Moyano centenaria

Este año se cumplen cien años desde que se decidiera por el Ayuntamiento de Madrid la ubicación de una feria de libros fija. La mayor parte de las casetas iban a ser -y lo siguen siendo en la actualidad- destinadas a la venta de libros viejos y de ocasión o, como se decía entonces, de lance. Durante todos estos años ha sufrido varios cambios de ubicación, alguno de ellos, el último, que supuso su traslado al vecino Paseo de Recoletos, delante de la verja del Jardín Botánico. A partir de 2007 recupera su antiguo emplazamiento tras dos años de obras, siendo ahora la calle que la jalona íntegramente peatonal.
Y es que la Cuesta de Moyano, como todos la conocen, es en realidad una calle, la calle de Claudio Moyano, que debe su nombre a un político zamorano que impulsó la Ley de Instrucción Pública de 1855, la ley de educación más longeva de la historia de España, asunto que tiene un indudable mérito. La Cuesta comienza con una escultura dedicada al citado servidor público y acaba, ya casi a las puertas del Retiro, con la efigie en bronce de Pío Baroja, que antes había estado en el interior del parque madrileño.

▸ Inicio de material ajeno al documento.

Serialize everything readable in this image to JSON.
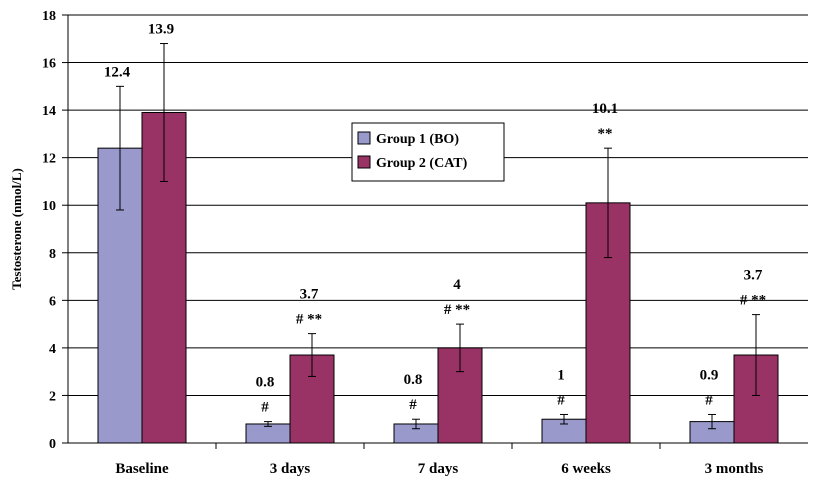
{
  "chart_data": {
    "type": "bar",
    "title": "",
    "xlabel": "",
    "ylabel": "Testosterone (nmol/L)",
    "ylim": [
      0,
      18
    ],
    "yticks": [
      "0",
      "2",
      "4",
      "6",
      "8",
      "10",
      "12",
      "14",
      "16",
      "18"
    ],
    "grid": true,
    "legend_position": "center",
    "categories": [
      "Baseline",
      "3 days",
      "7 days",
      "6 weeks",
      "3 months"
    ],
    "series": [
      {
        "name": "Group 1 (BO)",
        "color": "#9999cc",
        "values": [
          12.4,
          0.8,
          0.8,
          1.0,
          0.9
        ],
        "error": [
          2.6,
          0.1,
          0.2,
          0.2,
          0.3
        ],
        "labels": [
          "12.4",
          "0.8",
          "0.8",
          "1",
          "0.9"
        ],
        "annotations": [
          "",
          "#",
          "#",
          "#",
          "#"
        ]
      },
      {
        "name": "Group 2 (CAT)",
        "color": "#993366",
        "values": [
          13.9,
          3.7,
          4.0,
          10.1,
          3.7
        ],
        "error": [
          2.9,
          0.9,
          1.0,
          2.3,
          1.7
        ],
        "labels": [
          "13.9",
          "3.7",
          "4",
          "10.1",
          "3.7"
        ],
        "annotations": [
          "",
          "# **",
          "# **",
          "**",
          "# **"
        ]
      }
    ]
  }
}
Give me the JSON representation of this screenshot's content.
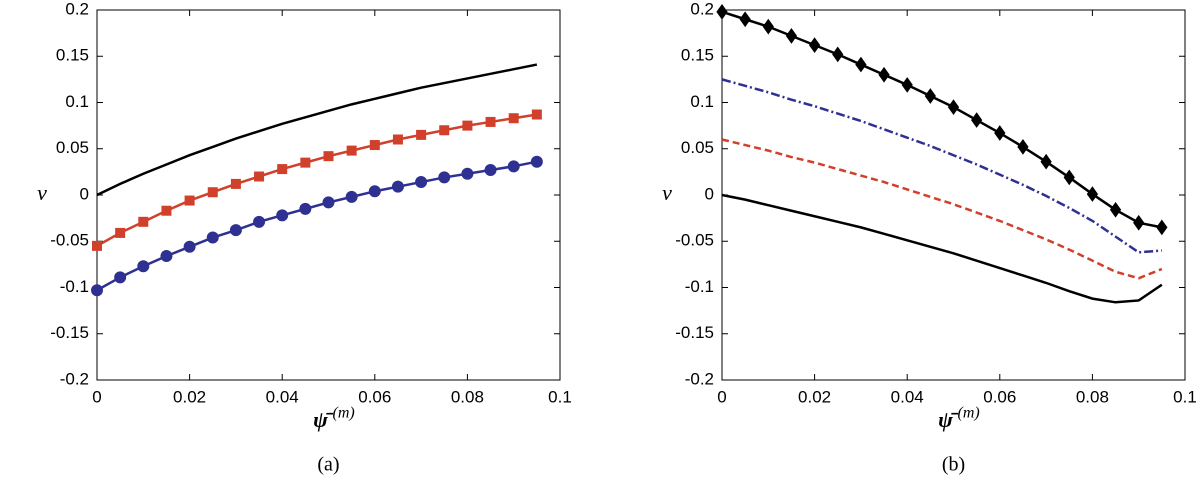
{
  "chart_data": [
    {
      "type": "line",
      "caption": "(a)",
      "ylabel": "ν",
      "xlabel": "ψ̄",
      "xlabel_sup": "(m)",
      "x": [
        0,
        0.005,
        0.01,
        0.015,
        0.02,
        0.025,
        0.03,
        0.035,
        0.04,
        0.045,
        0.05,
        0.055,
        0.06,
        0.065,
        0.07,
        0.075,
        0.08,
        0.085,
        0.09,
        0.095
      ],
      "xlim": [
        0,
        0.1
      ],
      "xticks": [
        0,
        0.02,
        0.04,
        0.06,
        0.08,
        0.1
      ],
      "ylim": [
        -0.2,
        0.2
      ],
      "yticks": [
        -0.2,
        -0.15,
        -0.1,
        -0.05,
        0,
        0.05,
        0.1,
        0.15,
        0.2
      ],
      "series": [
        {
          "color": "#000000",
          "marker": "none",
          "dash": "solid",
          "values": [
            0,
            0.012,
            0.023,
            0.033,
            0.043,
            0.052,
            0.061,
            0.069,
            0.077,
            0.084,
            0.091,
            0.098,
            0.104,
            0.11,
            0.116,
            0.121,
            0.126,
            0.131,
            0.136,
            0.141
          ]
        },
        {
          "color": "#d0402a",
          "marker": "square",
          "dash": "solid",
          "values": [
            -0.055,
            -0.041,
            -0.029,
            -0.017,
            -0.006,
            0.003,
            0.012,
            0.02,
            0.028,
            0.035,
            0.042,
            0.048,
            0.054,
            0.06,
            0.065,
            0.07,
            0.075,
            0.079,
            0.083,
            0.087
          ]
        },
        {
          "color": "#2e3192",
          "marker": "circle",
          "dash": "solid",
          "values": [
            -0.103,
            -0.089,
            -0.077,
            -0.066,
            -0.056,
            -0.046,
            -0.038,
            -0.029,
            -0.022,
            -0.015,
            -0.008,
            -0.002,
            0.004,
            0.009,
            0.014,
            0.019,
            0.023,
            0.027,
            0.031,
            0.036
          ]
        }
      ]
    },
    {
      "type": "line",
      "caption": "(b)",
      "ylabel": "ν",
      "xlabel": "ψ̄",
      "xlabel_sup": "(m)",
      "x": [
        0,
        0.005,
        0.01,
        0.015,
        0.02,
        0.025,
        0.03,
        0.035,
        0.04,
        0.045,
        0.05,
        0.055,
        0.06,
        0.065,
        0.07,
        0.075,
        0.08,
        0.085,
        0.09,
        0.095
      ],
      "xlim": [
        0,
        0.1
      ],
      "xticks": [
        0,
        0.02,
        0.04,
        0.06,
        0.08,
        0.1
      ],
      "ylim": [
        -0.2,
        0.2
      ],
      "yticks": [
        -0.2,
        -0.15,
        -0.1,
        -0.05,
        0,
        0.05,
        0.1,
        0.15,
        0.2
      ],
      "series": [
        {
          "color": "#000000",
          "marker": "diamond",
          "dash": "solid",
          "values": [
            0.198,
            0.19,
            0.182,
            0.172,
            0.162,
            0.152,
            0.141,
            0.13,
            0.119,
            0.107,
            0.095,
            0.081,
            0.067,
            0.052,
            0.036,
            0.019,
            0.001,
            -0.016,
            -0.03,
            -0.035
          ]
        },
        {
          "color": "#2e3192",
          "marker": "none",
          "dash": "dashdot",
          "values": [
            0.125,
            0.118,
            0.111,
            0.103,
            0.096,
            0.088,
            0.08,
            0.071,
            0.062,
            0.053,
            0.043,
            0.033,
            0.022,
            0.011,
            -0.001,
            -0.014,
            -0.028,
            -0.045,
            -0.062,
            -0.06
          ]
        },
        {
          "color": "#d0402a",
          "marker": "none",
          "dash": "dashed",
          "values": [
            0.06,
            0.054,
            0.048,
            0.041,
            0.035,
            0.028,
            0.021,
            0.014,
            0.006,
            -0.002,
            -0.01,
            -0.019,
            -0.028,
            -0.038,
            -0.048,
            -0.059,
            -0.071,
            -0.083,
            -0.09,
            -0.08
          ]
        },
        {
          "color": "#000000",
          "marker": "none",
          "dash": "solid",
          "values": [
            0,
            -0.005,
            -0.011,
            -0.017,
            -0.023,
            -0.029,
            -0.035,
            -0.042,
            -0.049,
            -0.056,
            -0.063,
            -0.071,
            -0.079,
            -0.087,
            -0.095,
            -0.104,
            -0.112,
            -0.116,
            -0.114,
            -0.097
          ]
        }
      ]
    }
  ]
}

Dice Arturo Pérez-Reverte que no hay lugar en el mundo donde gastarse poco dinero en libros como la Cuesta de Moyano. Nunca mejor definido. Cuando uno ha sido joven e indocumentado -y pobre, claro-, y uno lo fue en el Madrid de los años setenta y ochenta, Moyano era un paraíso donde encontrar libros usados por poco precio inalcanzables para nuestros bolsillos en las librerías al uso. Todavía no me alcanzaba para adquirir las últimas novedades bibliográficas, que atesoraban importantes descuentos, y había que conformarse con el género de lance y, como mucho, con el de bolsillo, en una época además en que el bolsillo no estaba tan desarrollado como hoy y la mayoría de esos libros -con las excepciones de Bruguera y Destinolibro- se desvencijaban con solo mirarlos.

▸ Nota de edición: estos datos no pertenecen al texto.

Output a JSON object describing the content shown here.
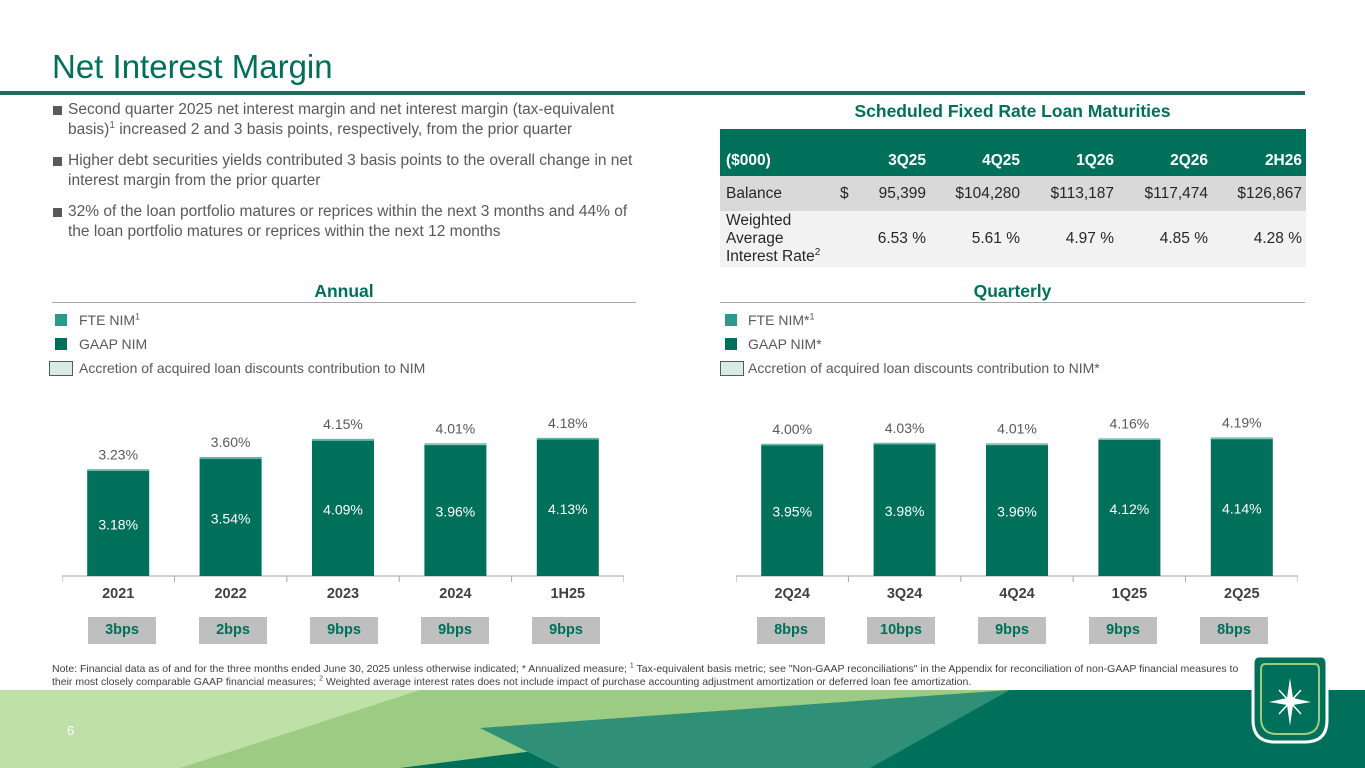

Pero el mayor recuerdo que yo tengo de Moyano es el de cada año, allá por el otoño, cuando iba al Gobierno Militar a sellar mi cartilla de soldado con el fin de solicitar la correspondiente prórroga del servicio militar por estudios. Salía del metro de Atocha y miraba de reojo la Cuesta, aunque mis pasos se encaminaban hacia el Paseo de la Reina Cristina. Allí formábamos en el patio de entrada ante unos cabos chusqueros con cara de resabiados que tras unos minutos nos dejaban subir a oficinas a sellar nuestras cartillas. Así cada año. Lo malo es que cuando acabara la carrera tendría que hacer aquél servicio. Menos mal que lo esquivé.
Y después venía lo mejor. Un poco como la penitencia después del gran pecado: la visita a la Cuesta de Moyano. Ahí uno se liberaba de todo: de aquel patio con olor a lejía barata, de los cabos chusqueros y de aquellos enormes carteles que invitaban a la juventud a hacer la mili en el ejército del Aire, con su legendario slogan: ¡Salta con nosotros! Entonces era el turno de la literatura, la fantasía y la ficción, el único ejército que uno concebía como posible en esos momentos.